Macroscopic matter displays a wide range of phases, from the familiar solids, liquids, and gases to more exotic phases like liquid crystals, superfluid and superconductors. 

In this module, you will learn how these ordered phases are described through broken symmetries, which helps in understanding their properties and phase transitions. You will study various mean-field approaches used to analyse these phases. Finally, you will explore how moving beyond the mean-field approach reveals the emergence of universal critical behaviour.

This module introduces you to the physics and applications of Semiconductors. Semiconductors are key materials of the current Information Age. They enabled most of the devices and technologies we use everyday, such as computers, internet, mobile phones. Semiconductors help us to mitigate global warming, data theft, end of the Moore’s law and other global challenges.
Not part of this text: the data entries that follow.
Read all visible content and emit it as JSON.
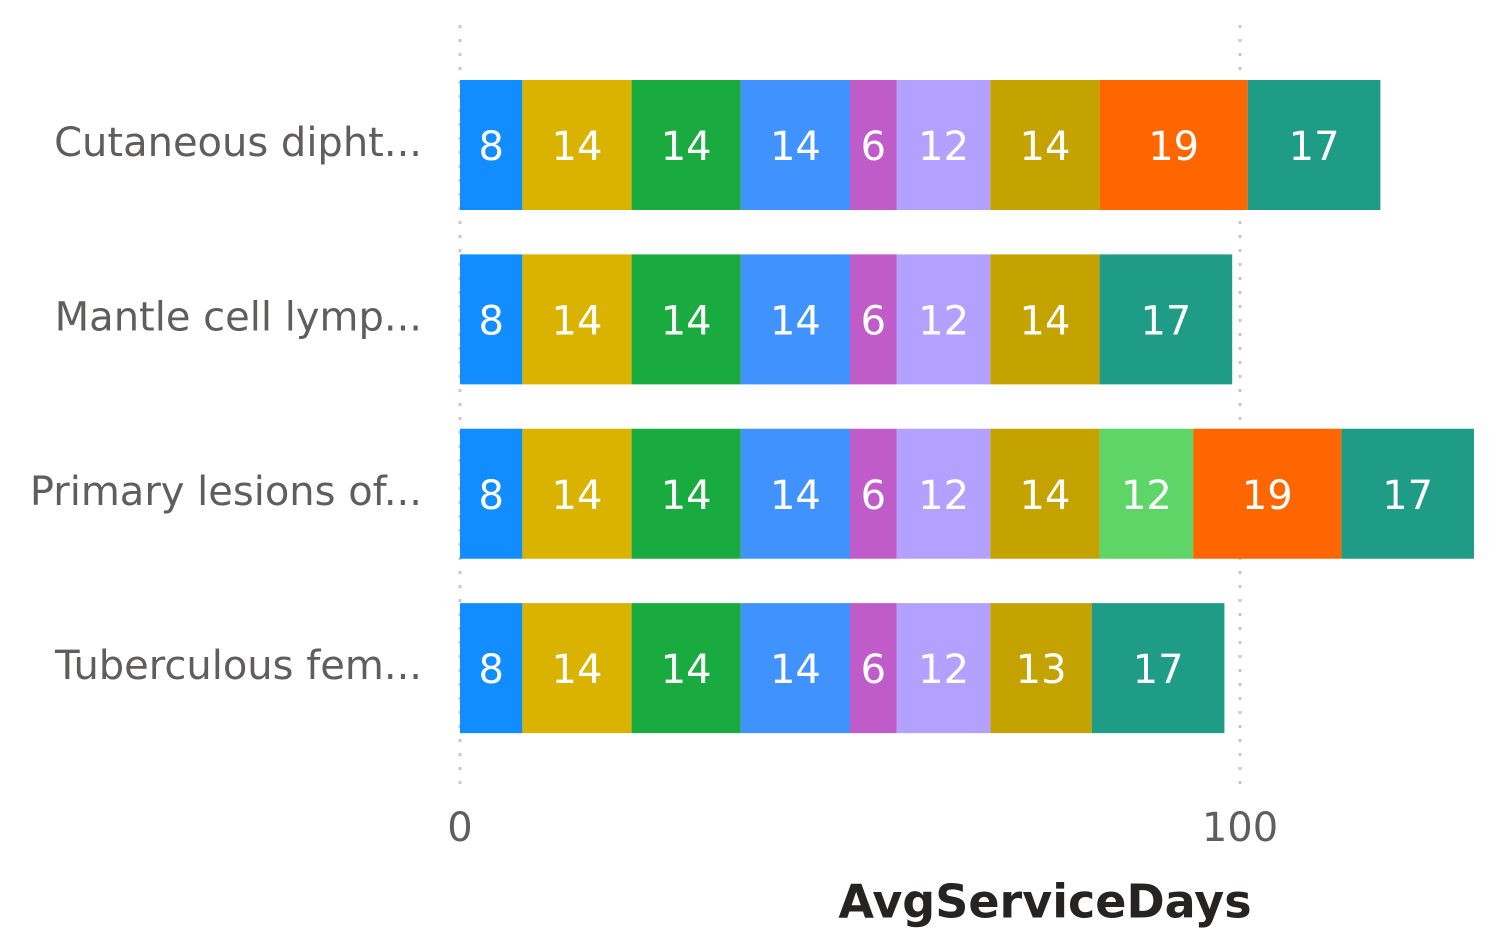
{
  "chart_data": {
    "type": "stacked_barh",
    "x_label": "AvgServiceDays",
    "categories": [
      "Cutaneous dipht...",
      "Mantle cell lymp...",
      "Primary lesions of...",
      "Tuberculous fem..."
    ],
    "series": [
      {
        "color": "#118DFF",
        "values": [
          8,
          8,
          8,
          8
        ]
      },
      {
        "color": "#D9B300",
        "values": [
          14,
          14,
          14,
          14
        ]
      },
      {
        "color": "#1AAB40",
        "values": [
          14,
          14,
          14,
          14
        ]
      },
      {
        "color": "#4092FF",
        "values": [
          14,
          14,
          14,
          14
        ]
      },
      {
        "color": "#C05BCA",
        "values": [
          6,
          6,
          6,
          6
        ]
      },
      {
        "color": "#B3A1FF",
        "values": [
          12,
          12,
          12,
          12
        ]
      },
      {
        "color": "#C4A200",
        "values": [
          14,
          14,
          14,
          13
        ]
      },
      {
        "color": "#5DD667",
        "values": [
          null,
          null,
          12,
          null
        ]
      },
      {
        "color": "#FF6600",
        "values": [
          19,
          null,
          19,
          null
        ]
      },
      {
        "color": "#1F9C86",
        "values": [
          17,
          17,
          17,
          17
        ]
      }
    ],
    "xlim": [
      0,
      130
    ],
    "xticks": [
      0,
      100
    ],
    "grid": true
  }
}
This module includes detailed overview of the Semiconductors past, present and future, and provides skills and knowledge essential for a future Semiconductor researcher or engineer.

You’ll study:

• Physics and applications of conventional semiconductor materials and devices, for example p-n diodes and field-effect transistors
• Physics and applications of novel semiconductor materials, quantum materials, nanostructures, low dimensional materials, such as graphene and quantum dots
• Current and future semiconductor challenges and technologies, such as efficient solar cells, ultrasensitive phone cameras and quantum computers.
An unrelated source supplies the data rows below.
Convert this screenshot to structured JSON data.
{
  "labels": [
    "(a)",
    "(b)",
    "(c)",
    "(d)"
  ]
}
The course introduces and explores methods, concepts and paradigm models for classical and quantum mechanical dynamics. The course explores how classical concepts enter quantum mechanics, and how they can be used to find approximate semiclassical solutions.

In classical dynamics we discuss full integrability and basic notions of chaos in the framework of Hamiltonian systems, together with advanced methods like canonical transformations, generating functions and Hamiltonian-Jacobi theory.

In quantum mechanics we recall Schrödinger’s equation and introduce the semiclassical approximation. We derive the Bohr-Sommerfeld quantization conditions based on a WKB-approach to the eigenstates. We will discuss some quantum signatures of classical chaos and relate them to predictions of random-matrix theory.

We will also introduce Gaussian states and coherent states and discuss their semiclassical dynamics and how it is related to the corresponding classical dynamics.  An elementary introduction to complete descriptions of quantum mechanics in terms of functions on the classical phase space will be given.